BeamDojo: Learning Agile Humanoid Locomotion on Sparse Footholds
Huayi Wang, Zirui Wang, Junli Ren, Qingwei Ben, Tao Huang, Weinan Zhang, Jiangmiao Pang
TL;DR
BeamDojo presents a novel two-stage reinforcement learning framework for humanoid locomotion on sparse footholds, addressing the challenges of polygonal feet and sparse foothold rewards with a sampling-based foothold reward and a double-critic architecture. The method couples Stage 1 soft-terrain exploration on flat proxies with Stage 2 hard-terrain fine-tuning, guided by perceptual terrain information from a LiDAR-based elevation map and reinforced by a terrain-aware curriculum. Empirical results in simulation and on a Unitree G1 demonstrate high success rates, precise foothold placement, and robust performance under disturbances, with strong sim-to-real transfer aided by domain randomization.

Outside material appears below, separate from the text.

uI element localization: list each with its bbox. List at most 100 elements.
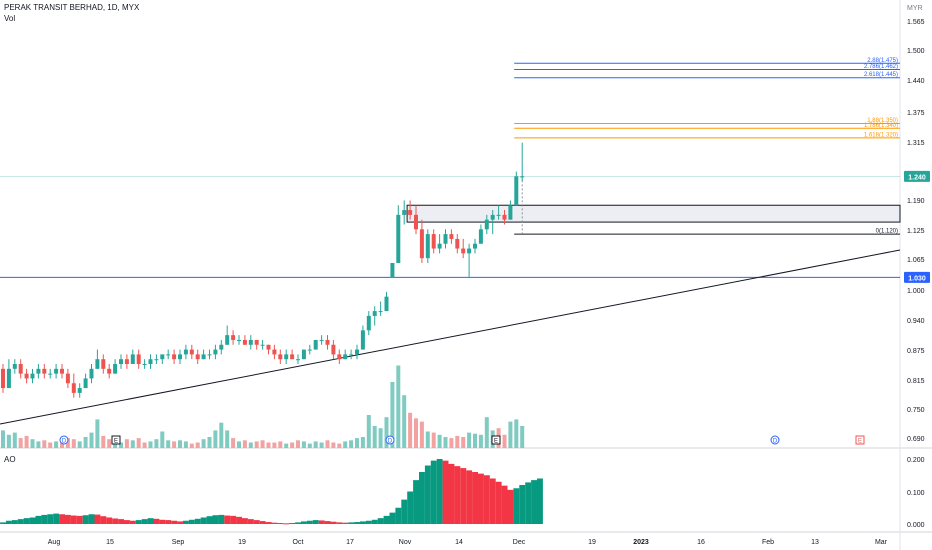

The work also analyzes design choices for foothold rewards, curricula, and perception strategies, highlighting the importance of elevation-map-based perception and two-stage training for generalization to non-flat terrains and real-world variability.
Abstract
Traversing risky terrains with sparse footholds poses a significant challenge for humanoid robots, requiring precise foot placements and stable locomotion. Existing learning-based approaches often struggle on such complex terrains due to sparse foothold rewards and inefficient learning processes. To address these challenges, we introduce BeamDojo, a reinforcement learning (RL) framework designed for enabling agile humanoid locomotion on sparse footholds. BeamDojo begins by introducing a sampling-based foothold reward tailored for polygonal feet, along with a double critic to balancing the learning process between dense locomotion rewards and sparse foothold rewards. To encourage sufficient trial-and-error exploration, BeamDojo incorporates a two-stage RL approach: the first stage relaxes the terrain dynamics by training the humanoid on flat terrain while providing it with task-terrain perceptive observations, and the second stage fine-tunes the policy on the actual task terrain. Moreover, we implement a onboard LiDAR-based elevation map to enable real-world deployment. Extensive simulation and real-world experiments demonstrate that BeamDojo achieves efficient learning in simulation and enables agile locomotion with precise foot placement on sparse footholds in the real world, maintaining a high success rate even under significant external disturbances.